A public hospital and a nurses’ union bargain over the annual surplus their employment relationship creates above both sides’ alternatives; normalise it to S = 120 illustrative units. If talks fail the union strikes: nurses then earn strike pay and informal income worth d₂ = 30, and the employer keeps partial emergency cover worth d₁ = 10. (a) Compute the Nash Bargaining Solution. (b) The union builds a strike fund, raising its disagreement payoff to d₂ = 60; recompute, and decompose its gain into a threat-point effect and a shared-surplus effect. (c) The employer lines up agency nurses, raising its own payoff to d₁ = 40 (fund still in place); recompute. (d) In one sentence, say why the fund helped though a strike stays jointly wasteful, and what part (c) reveals about escalating threats.

Exercise

Two governments split the gains from a trade agreement, worth 1, by alternating annual offers. A small exporting economy (player 1) proposes first to a large importing bloc (player 2).
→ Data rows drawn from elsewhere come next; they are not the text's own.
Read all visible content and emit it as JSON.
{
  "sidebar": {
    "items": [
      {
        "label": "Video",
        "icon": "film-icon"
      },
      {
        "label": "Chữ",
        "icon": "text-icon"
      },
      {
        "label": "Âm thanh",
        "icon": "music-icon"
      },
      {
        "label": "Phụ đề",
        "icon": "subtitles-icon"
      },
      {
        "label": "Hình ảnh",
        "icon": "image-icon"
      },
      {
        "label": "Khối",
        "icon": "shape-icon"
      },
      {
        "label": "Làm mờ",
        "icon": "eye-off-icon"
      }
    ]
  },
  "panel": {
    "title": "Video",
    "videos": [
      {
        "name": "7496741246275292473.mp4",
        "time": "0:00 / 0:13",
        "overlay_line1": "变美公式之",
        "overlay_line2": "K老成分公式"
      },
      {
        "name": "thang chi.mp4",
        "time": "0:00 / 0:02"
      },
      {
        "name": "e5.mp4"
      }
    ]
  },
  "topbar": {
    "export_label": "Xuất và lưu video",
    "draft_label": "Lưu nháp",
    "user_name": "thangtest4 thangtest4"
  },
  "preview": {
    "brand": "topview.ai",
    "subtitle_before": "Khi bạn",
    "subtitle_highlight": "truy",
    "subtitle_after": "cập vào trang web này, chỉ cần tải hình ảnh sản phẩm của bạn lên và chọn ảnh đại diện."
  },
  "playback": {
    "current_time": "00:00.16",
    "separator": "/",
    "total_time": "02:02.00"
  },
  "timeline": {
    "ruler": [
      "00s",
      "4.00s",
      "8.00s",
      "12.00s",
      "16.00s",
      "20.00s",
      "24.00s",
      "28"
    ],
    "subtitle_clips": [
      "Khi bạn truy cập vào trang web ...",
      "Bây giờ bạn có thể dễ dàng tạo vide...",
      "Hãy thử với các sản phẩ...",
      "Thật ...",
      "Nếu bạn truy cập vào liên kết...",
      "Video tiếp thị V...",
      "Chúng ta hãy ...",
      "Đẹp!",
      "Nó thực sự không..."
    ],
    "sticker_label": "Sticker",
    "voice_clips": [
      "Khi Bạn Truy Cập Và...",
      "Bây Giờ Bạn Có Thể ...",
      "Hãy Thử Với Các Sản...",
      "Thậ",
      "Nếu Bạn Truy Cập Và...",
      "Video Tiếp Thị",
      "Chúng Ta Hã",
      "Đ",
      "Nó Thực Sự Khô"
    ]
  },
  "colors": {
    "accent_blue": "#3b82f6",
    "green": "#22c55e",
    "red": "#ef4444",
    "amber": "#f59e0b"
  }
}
Because its firms shed orders each month talks drag on, the exporter is impatient, δ₁ = 0.6; the bloc can comfortably wait, δ₂ = 0.9. (a) Using x* = (1 − δ₂)/(1 − δ₁·δ₂), find each side’s share. (b) The exporter diversifies its buyers, raising its patience to δ₁ = 0.85 (bloc unchanged); recompute. (c) Which mattered more for its share — moving first, or patience? (d) Relate this to an AGOA- or AfCFTA-style asymmetry and to a negotiating deadline.

Key takeaways

  • Every bargain reduces to a surplus to divide and a threat point d; d is the fulcrum — improve your own and the division levers toward you, even though the fallback is never used
  • The Nash Bargaining Solution is the unique split satisfying Pareto efficiency, symmetry, invariance to affine transforms, and IIA; it maximises the Nash product (u₁ − d₁)(u₂ − d₂)
  • With a transferable surplus, uᵢ* = dᵢ + (S − d₁ − d₂)/2 — bank your disagreement value, then split the remaining cooperative dividend evenly
  • A better outside option shifts the split one-for-one at the floor, net of your smaller half of a shrunken surplus; only a credible fallback counts
  • Rubinstein alternating offers: agreement is immediate and the first mover’s share is (1 − δ₂)/(1 − δ₁δ₂) — the threat of costly delay does the work with no delay occurring
  • Patience is power — the more patient party (higher δ) takes the larger share, and as the time between offers shrinks this dominates the first-mover advantage
  • Outside options bind only above your continuation value; deadlines, strike funds, statutory floors, and burnt bridges are commitment devices that raise your share by removing your own flexibility

Further reading

  1. 01

    The Bargaining Problem

    John F. Nash · Econometrica 18(2) · 1950The two-page origin of the axiomatic solution. Read it for the four axioms and the product-maximisation result in their original form.

  2. 02

    Perfect Equilibrium in a Bargaining Model

    Ariel Rubinstein · Econometrica 50(1) · 1982The alternating-offers foundation and the unique subgame-perfect split — the source of the (1 − δ₂)/(1 − δ₁δ₂) formula.

  3. 03

    The Strategy of Conflict

    Thomas C. Schelling · Harvard University Press · 1960Commitment, threats, deadlines, and the paradox of strength through binding yourself — the intuition behind every outside-option and commitment argument here.

  4. 04

    Bargaining Theory with Applications

    Abhinav Muthoo · Cambridge University Press · 1999The standard graduate treatment; links the Nash and Rubinstein approaches and works the outside-option principle carefully. Start here after the two papers.

  5. 05

    Bargaining and Markets

    Martin J. Osborne & Ariel Rubinstein · Academic Press · 1990A rigorous, self-contained development of strategic bargaining, including outside options and the Nash–Rubinstein connection as offers become frequent.